- Born: 21 March 1981 (age 44)
- Origin: Damascus, Syria
- Genres: MA, Classical, World Music, Arabic music
- Occupation(s): Violinist, composer, arranger, producer
- Instrument: Violin
- Years active: 2000–present
- Member of: MAqam Ensemble
- Website: www.maiasalyamani.com

= MAias Alyamani =

Syrian violinist and composer (born 1981)

MAias Alyamani, also spelt Mayas Al Yamani, Alyamani Alyamani (مياس اليماني, born 21 March 1981 in Damascus, Syria) is a Syrian violinist and composer. Further, he is the founder and leader of the Arabic world music group MAqam Ensemble, and a professionally trained classical soloist.

==Early life and education==

Alyamani was born in Damascus, Syria, on March 21, 1981. He was born into a musical family; both his parents and his brother are practicing musicians. Alyamani began his formal education playing the violin at the early age of 6, attending the Arabic Institute of Music. He began composing music at the age of 14, developing pieces he often still plays in concert. At 16, he was awarded membership to the Syrian Artist Association after performing two of his solo violin compositions. To this day, he is still the youngest musician to ever be accepted into this organisation.

From 1999 to 2004, Alyamani attended the Higher Institute of Music in Damascus, excelling in both classical and Arabic studies. In 2005, he was awarded a scholarship to study at the University of Music and Performing Arts in Vienna, where he received his master's degree in violin performance with special focus on composition.

== Competitions ==
Alyamani was the 2006 Winner of Soloist Auswahl in Vienna, and participated at the 2001 International Paganini Competition in Italy. He was the first Arab competitor to participate in this competition.

== Career ==
Alyamani started his career as a solo violinist and composer in 2000. He has since performed internationally and worked with artists and orchestras from various genres. As a soloist and conductor, Alyamani has performed his own compositions with symphony orchestras and chamber orchestras. More than 50 of his instrumental compositions have been performed by classical music orchestras, jazz bands, and other ensembles.
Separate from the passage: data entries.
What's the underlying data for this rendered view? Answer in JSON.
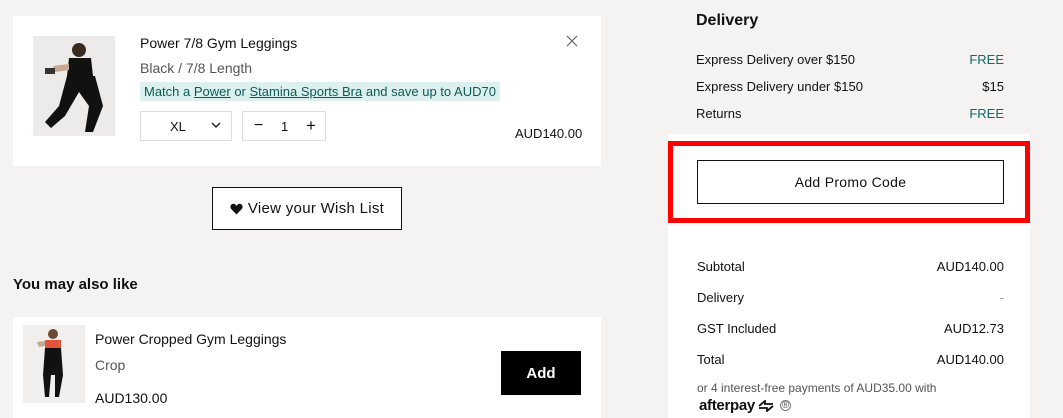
{
  "cart_item": {
    "title": "Power 7/8 Gym Leggings",
    "variant": "Black / 7/8 Length",
    "promo": {
      "prefix": "Match a ",
      "link1": "Power",
      "middle": " or ",
      "link2": "Stamina Sports Bra",
      "suffix": " and save up to AUD70"
    },
    "size": "XL",
    "quantity": "1",
    "minus": "−",
    "plus": "+",
    "price": "AUD140.00"
  },
  "wishlist_label": "View your Wish List",
  "recommendations": {
    "heading": "You may also like",
    "items": [
      {
        "title": "Power Cropped Gym Leggings",
        "variant": "Crop",
        "price": "AUD130.00",
        "add_label": "Add"
      }
    ]
  },
  "delivery": {
    "title": "Delivery",
    "rows": [
      {
        "label": "Express Delivery over $150",
        "value": "FREE"
      },
      {
        "label": "Express Delivery under $150",
        "value": "$15"
      },
      {
        "label": "Returns",
        "value": "FREE"
      }
    ]
  },
  "promo_code_label": "Add Promo Code",
  "summary": {
    "rows": [
      {
        "label": "Subtotal",
        "value": "AUD140.00"
      },
      {
        "label": "Delivery",
        "value": "-"
      },
      {
        "label": "GST Included",
        "value": "AUD12.73"
      },
      {
        "label": "Total",
        "value": "AUD140.00"
      }
    ],
    "installments": "or 4 interest-free payments of AUD35.00 with",
    "afterpay_logo": "afterpay",
    "afterpay_info": "®"
  },
  "colors": {
    "accent_teal": "#0d6b69",
    "promo_bg": "#dcf1ef",
    "highlight_red": "#ff0000"
  }
}
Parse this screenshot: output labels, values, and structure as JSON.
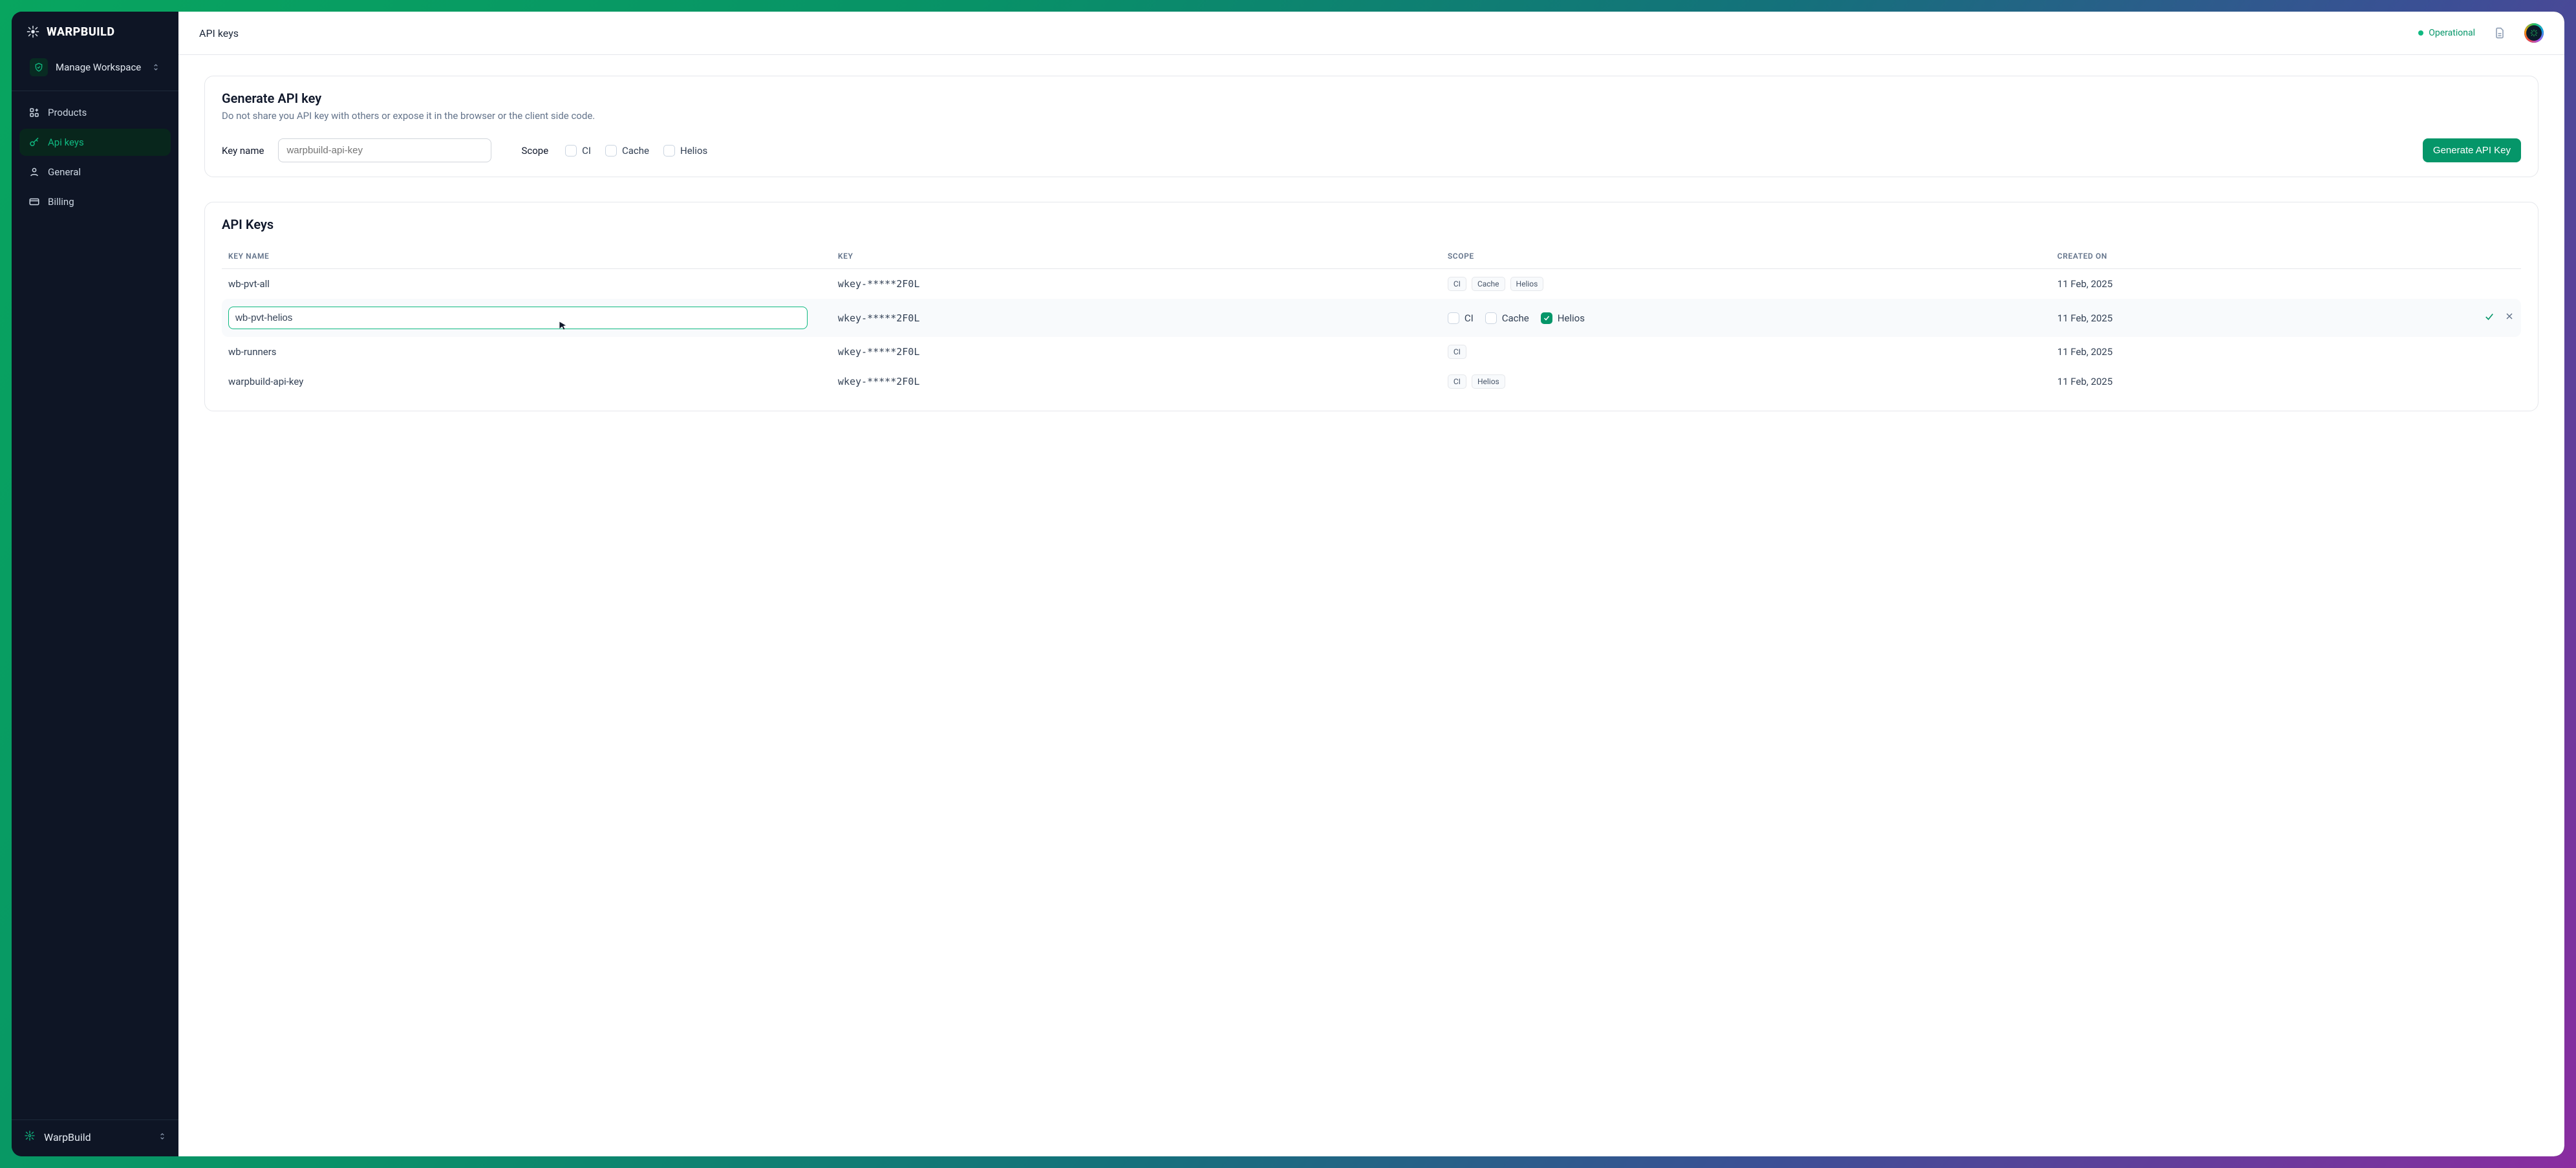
{
  "brand": {
    "name": "WARPBUILD"
  },
  "workspace": {
    "label": "Manage Workspace"
  },
  "nav": {
    "products": "Products",
    "api_keys": "Api keys",
    "general": "General",
    "billing": "Billing"
  },
  "org_switch": {
    "label": "WarpBuild"
  },
  "header": {
    "title": "API keys",
    "status": "Operational"
  },
  "generate": {
    "title": "Generate API key",
    "subtitle": "Do not share you API key with others or expose it in the browser or the client side code.",
    "key_name_label": "Key name",
    "key_name_placeholder": "warpbuild-api-key",
    "scope_label": "Scope",
    "scopes": {
      "ci": "CI",
      "cache": "Cache",
      "helios": "Helios"
    },
    "button": "Generate API Key"
  },
  "list": {
    "title": "API Keys",
    "columns": {
      "name": "KEY NAME",
      "key": "KEY",
      "scope": "SCOPE",
      "created": "CREATED ON"
    },
    "rows": [
      {
        "name": "wb-pvt-all",
        "key": "wkey-*****2F0L",
        "scopes": [
          "CI",
          "Cache",
          "Helios"
        ],
        "created": "11 Feb, 2025",
        "editing": false
      },
      {
        "name": "wb-pvt-helios",
        "key": "wkey-*****2F0L",
        "scopes_check": {
          "ci": false,
          "cache": false,
          "helios": true
        },
        "scope_labels": {
          "ci": "CI",
          "cache": "Cache",
          "helios": "Helios"
        },
        "created": "11 Feb, 2025",
        "editing": true
      },
      {
        "name": "wb-runners",
        "key": "wkey-*****2F0L",
        "scopes": [
          "CI"
        ],
        "created": "11 Feb, 2025",
        "editing": false
      },
      {
        "name": "warpbuild-api-key",
        "key": "wkey-*****2F0L",
        "scopes": [
          "CI",
          "Helios"
        ],
        "created": "11 Feb, 2025",
        "editing": false
      }
    ]
  }
}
He has also performed as a soloist of oriental and contemporary music festivals and concerts. He played with Gidon Kremer and the Kremerata Baltica orchestra, as well as with Daniel Barenboim, Dave Pierce, among others.

As a composer, his music has been performed at the inauguration ceremony of Damascus Opera house in 2004 and the opening ceremony of the Pan Arab Games in Doha 2011.